Confessions of a selfish dad
This post has been bubbling around in my head since Father’s Day.
Do any other dads feel this way? I’m frustrated with the way I seem to always think of myself (or just my stuff) before my kid. I have two stories that seem to cement this in my head.
After a short afternoon playing in the park, Jack was walking back to the car with me, and tripped over his feet. He scraped his lip on the sidewalk, and blood started dripping everywhere. Instead of cradling him on my shoulder (like he needed), I was afraid I’d get blood on my shirt, and held him out awkwardly so it dripped on the ground.
What a schmuck (that’s what my journal says too)! How did I get hired for this gig anyway; valuing my clothes over the love my son needs.
The second time actually happened on Father’s Day weekend.
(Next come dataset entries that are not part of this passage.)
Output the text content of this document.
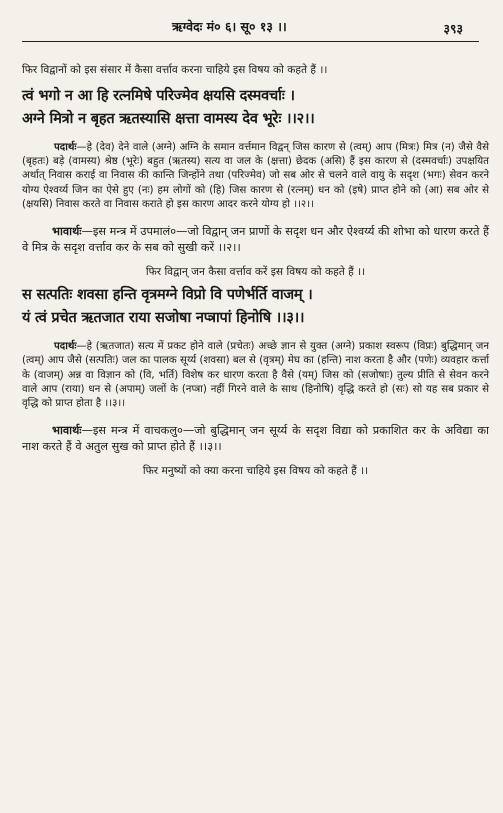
ऋग्वेदः मं० ६। सू० १३ ।।	३९३

फिर विद्वानों को इस संसार में कैसा वर्त्ताव करना चाहिये इस विषय को कहते हैं ।।

त्वं भगो न आ हि रत्नमिषे परिज्मेव क्षयसि दस्मवर्चाः ।

अग्ने मित्रो न बृहत ऋतस्यासि क्षत्ता वामस्य देव भूरेः ।।२।।

पदार्थः—हे (देव) देने वाले (अग्ने) अग्नि के समान वर्त्तमान विद्वन् जिस कारण से (त्वम्) आप (मित्रः) मित्र (न) जैसे वैसे (बृहतः) बड़े (वामस्य) श्रेष्ठ (भूरेः) बहुत (ऋतस्य) सत्य वा जल के (क्षत्ता) छेदक (असि) हैं इस कारण से (दस्मवर्चाः) उपक्षयित अर्थात् निवास कराई वा निवास की कान्ति जिन्होंने तथा (परिज्मेव) जो सब ओर से चलने वाले वायु के सदृश (भगः) सेवन करने योग्य ऐश्वर्य्य जिन का ऐसे हुए (नः) हम लोगों को (हि) जिस कारण से (रत्नम्) धन को (इषे) प्राप्त होने को (आ) सब ओर से (क्षयसि) निवास करते वा निवास कराते हो इस कारण आदर करने योग्य हो ।।२।।

भावार्थः—इस मन्त्र में उपमालं०—जो विद्वान् जन प्राणों के सदृश धन और ऐश्वर्य्य की शोभा को धारण करते हैं वे मित्र के सदृश वर्त्ताव कर के सब को सुखी करें ।।२।।

फिर विद्वान् जन कैसा वर्त्ताव करें इस विषय को कहते हैं ।।

स सत्पतिः शवसा हन्ति वृत्रमग्ने विप्रो वि पणेर्भर्ति वाजम् ।

यं त्वं प्रचेत ऋतजात राया सजोषा नप्त्रापां हिनोषि ।।३।।

पदार्थः—हे (ऋतजात) सत्य में प्रकट होने वाले (प्रचेतः) अच्छे ज्ञान से युक्त (अग्ने) प्रकाश स्वरूप (विप्रः) बुद्धिमान् जन (त्वम्) आप जैसे (सत्पतिः) जल का पालक सूर्य्य (शवसा) बल से (वृत्रम्) मेघ का (हन्ति) नाश करता है और (पणेः) व्यवहार कर्त्ता के (वाजम्) अन्न वा विज्ञान को (वि, भर्ति) विशेष कर धारण करता है वैसे (यम्) जिस को (सजोषाः) तुल्य प्रीति से सेवन करने वाले आप (राया) धन से (अपाम्) जलों के (नप्त्रा) नहीं गिरने वाले के साथ (हिनोषि) वृद्धि करते हो (सः) सो यह सब प्रकार से वृद्धि को प्राप्त होता है ।।३।।

भावार्थः—इस मन्त्र में वाचकलु०—जो बुद्धिमान् जन सूर्य्य के सदृश विद्या को प्रकाशित कर के अविद्या का नाश करते हैं वे अतुल सुख को प्राप्त होते हैं ।।३।।

फिर मनुष्यों को क्या करना चाहिये इस विषय को कहते हैं ।।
Jack was working on a painting project for grandpas (red handprints and smears on bird feeders). Jack was freaked out after smearing the latex paint all over himself, and wanted to be held. We had the tub filling, but I had to transport him there. Instead of holding him close and taking him back, I grabbed his shoulders (upper arms) and held him out in front of me as I took him back to the tub.
Second time, what a schmuck!
What kind of a dad am I that I value my own crap over my kid? A shirt is easily replaced, that moment to comfort my child is not.
Am I the only one who struggles with this? How have you overcome it? What steps do you take to make sure your actions show you value your child(ren) more than your self or your stuff? I could really use advice on this.